Od 17 października, kiedy rekreacyjne użycie marihuany zostało zalegalizowane w Kanadzie, dotychczas świetnie sobie radzące spółki z tej branży odnotowały twarde lądowanie. Straty w przypadku akcji najpopularniejszych spółek zajmujących się hodowlą konopi indyjskich, takich jak Canopy Growth (NYSE:CGC) czy Tilray (NASDAQ:TLRY), wahają się od 30 do 50%.

Ostatnie price action wyraźnie wskazuje, że sektor okazał się bańką, która pękła tak szybko, jak tylko zniknęło przedlegalizacyjne podniecenie. Najważniejszą przyczyną gwałtownego spadku cen akcji jest to, że większość inwestorów zbudowała fałszywe oczekiwania co do wzrostu sprzedaży tych firm, które wciąż mają niesprawdzone modele biznesowe.
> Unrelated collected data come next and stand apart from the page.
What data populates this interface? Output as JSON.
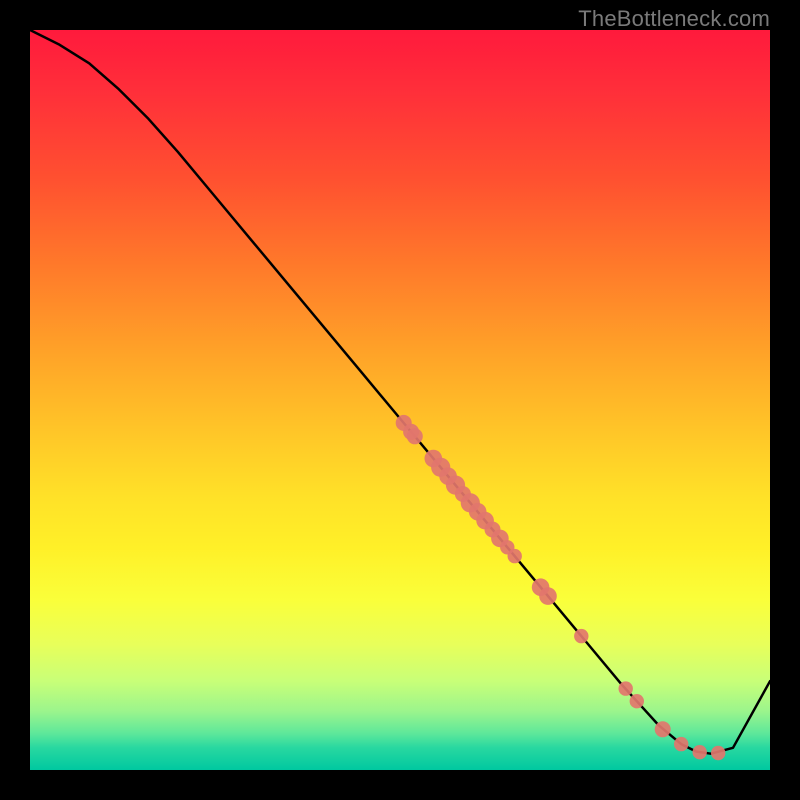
{
  "watermark": "TheBottleneck.com",
  "chart_data": {
    "type": "line",
    "title": "",
    "xlabel": "",
    "ylabel": "",
    "xlim": [
      0,
      1
    ],
    "ylim": [
      0,
      1
    ],
    "note": "Axes are unlabeled in the source image; x and y are normalized 0–1 across the plot area. y=1 is the top edge, y=0 the bottom. The curve is the black line; markers are the salmon dots lying on the curve.",
    "series": [
      {
        "name": "curve",
        "x": [
          0.0,
          0.04,
          0.08,
          0.12,
          0.16,
          0.2,
          0.25,
          0.3,
          0.35,
          0.4,
          0.45,
          0.5,
          0.55,
          0.6,
          0.65,
          0.7,
          0.75,
          0.8,
          0.85,
          0.88,
          0.9,
          0.92,
          0.95,
          1.0
        ],
        "y": [
          1.0,
          0.98,
          0.955,
          0.92,
          0.88,
          0.835,
          0.775,
          0.715,
          0.655,
          0.595,
          0.535,
          0.475,
          0.415,
          0.355,
          0.295,
          0.235,
          0.175,
          0.115,
          0.06,
          0.035,
          0.025,
          0.022,
          0.03,
          0.12
        ]
      }
    ],
    "markers": {
      "name": "points",
      "points": [
        {
          "x": 0.505,
          "y": 0.469,
          "r": 1.0
        },
        {
          "x": 0.515,
          "y": 0.457,
          "r": 1.0
        },
        {
          "x": 0.52,
          "y": 0.451,
          "r": 1.0
        },
        {
          "x": 0.545,
          "y": 0.421,
          "r": 1.1
        },
        {
          "x": 0.555,
          "y": 0.409,
          "r": 1.2
        },
        {
          "x": 0.565,
          "y": 0.397,
          "r": 1.1
        },
        {
          "x": 0.575,
          "y": 0.385,
          "r": 1.2
        },
        {
          "x": 0.585,
          "y": 0.373,
          "r": 1.0
        },
        {
          "x": 0.595,
          "y": 0.361,
          "r": 1.2
        },
        {
          "x": 0.605,
          "y": 0.349,
          "r": 1.1
        },
        {
          "x": 0.615,
          "y": 0.337,
          "r": 1.1
        },
        {
          "x": 0.625,
          "y": 0.325,
          "r": 1.0
        },
        {
          "x": 0.635,
          "y": 0.313,
          "r": 1.1
        },
        {
          "x": 0.645,
          "y": 0.301,
          "r": 0.9
        },
        {
          "x": 0.655,
          "y": 0.289,
          "r": 0.9
        },
        {
          "x": 0.69,
          "y": 0.247,
          "r": 1.1
        },
        {
          "x": 0.7,
          "y": 0.235,
          "r": 1.1
        },
        {
          "x": 0.745,
          "y": 0.181,
          "r": 0.9
        },
        {
          "x": 0.805,
          "y": 0.11,
          "r": 0.9
        },
        {
          "x": 0.82,
          "y": 0.093,
          "r": 0.9
        },
        {
          "x": 0.855,
          "y": 0.055,
          "r": 1.0
        },
        {
          "x": 0.88,
          "y": 0.035,
          "r": 0.9
        },
        {
          "x": 0.905,
          "y": 0.024,
          "r": 0.9
        },
        {
          "x": 0.93,
          "y": 0.023,
          "r": 0.9
        }
      ]
    },
    "background_gradient": {
      "direction": "vertical",
      "stops": [
        {
          "pos": 0.0,
          "color": "#ff1a3c"
        },
        {
          "pos": 0.5,
          "color": "#ffc828"
        },
        {
          "pos": 0.8,
          "color": "#f0ff40"
        },
        {
          "pos": 1.0,
          "color": "#00c8a0"
        }
      ]
    }
  }
}
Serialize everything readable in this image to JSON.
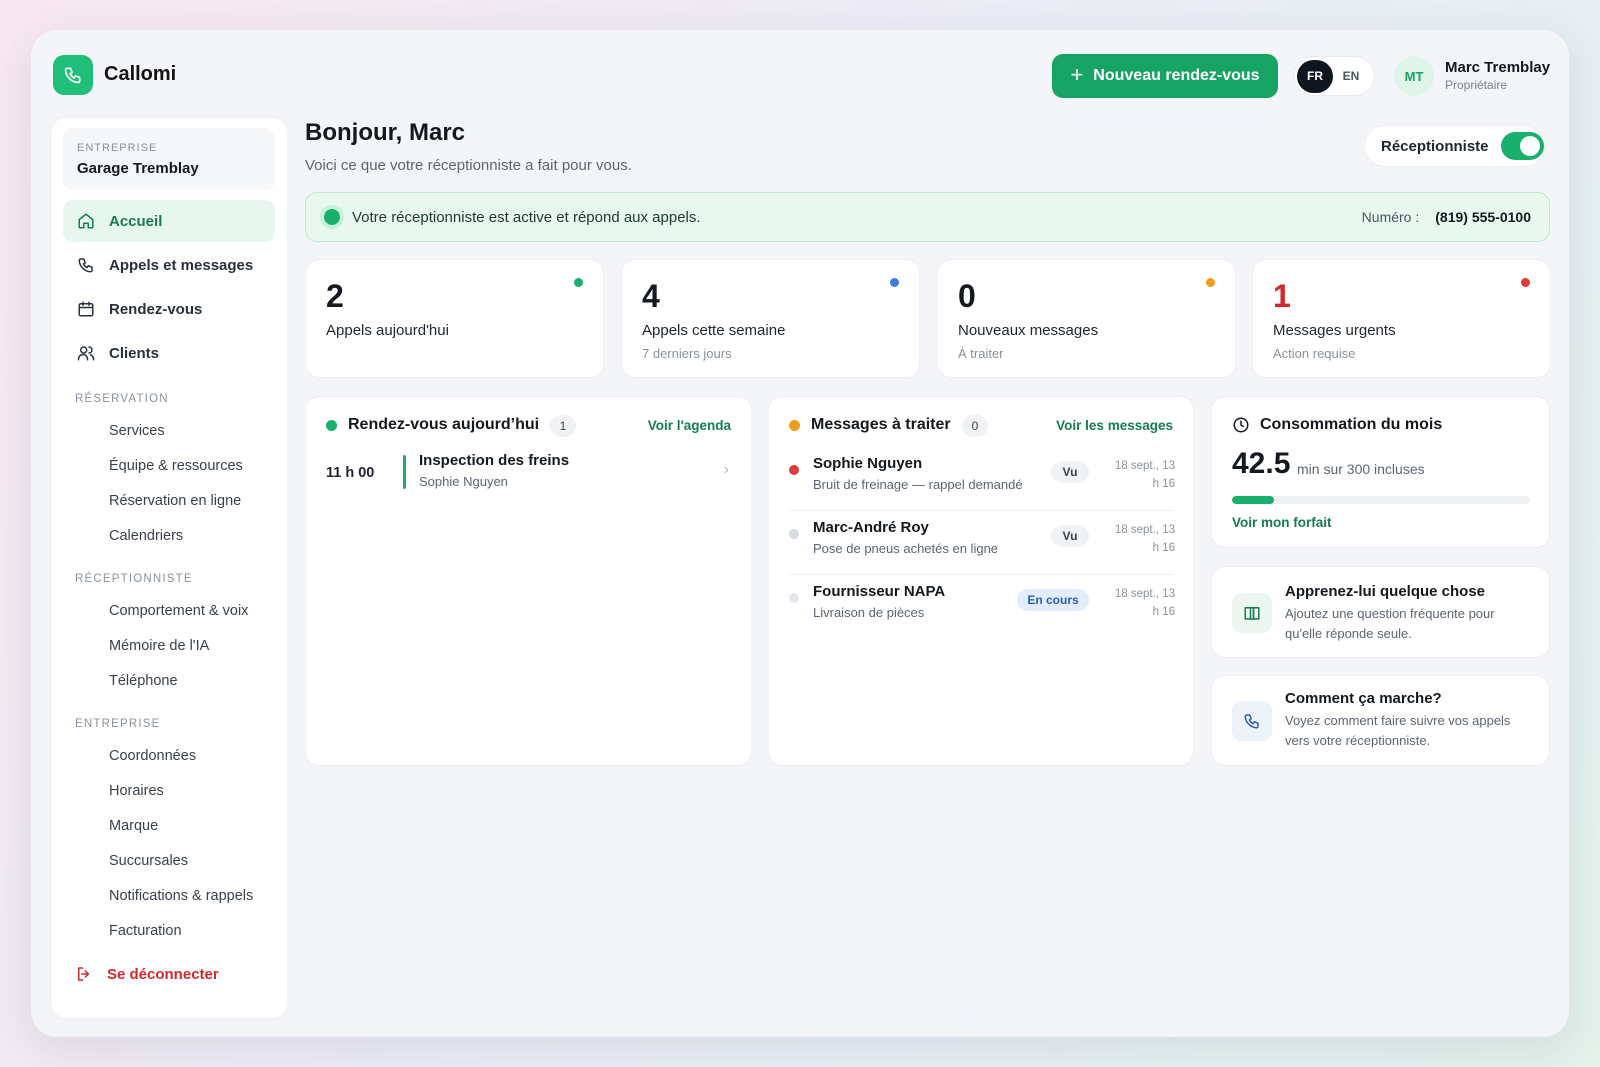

Również oczekiwany, polegalizacyjny entuzjazm zwolenników konopi nie był tak duży, jak tego oczekiwano. W Kanadzie występują powszechne niedobory marihuany, co zmusza analityków do ograniczania prognoz wysokości sprzedaży dla producentów. W ostatniej nocie analityk GMP Securities Martin Landry obniżył swoje szacunki sprzedaży i zysków dla Canopy, największego producenta marihuany.

"Pierwsze 12 dni rynku marihuany rekreacyjnej rozczarowały z punktu widzenia dystrybucji. .... Oczekujemy teraz, że sprzedaż marihuany rekreacyjnej w Kanadzie będzie w najbliższej przyszłości niższa niż wcześniej oczekiwano".

Nie ma wątpliwości, że akcje spółek zajmujących się dystrybucją marihuany znajdują się w wysoce spekulacyjnym segmencie rynku, gdzie trudno jest opracować wiarygodne modele wyceny oparte na fundamentach firm na tak wczesnym etapie rozwoju rynku. Jeśli jednak akcje potentatów są atrakcyjne dla Twojego portfela inwestycyjnego, rozsądnym posunięciem jest trzymanie się największych marek. Posiadają one zarówno zdolności produkcyjne, jak i odpowiednie zaplecze finansowe, aby przetrwać.

Z tego powodu lubimy Canopy i Tilray. Po niedawnej wyprzedaży widzimy, że obie spółki są kandydatami na zakup do portfela długoterminowego.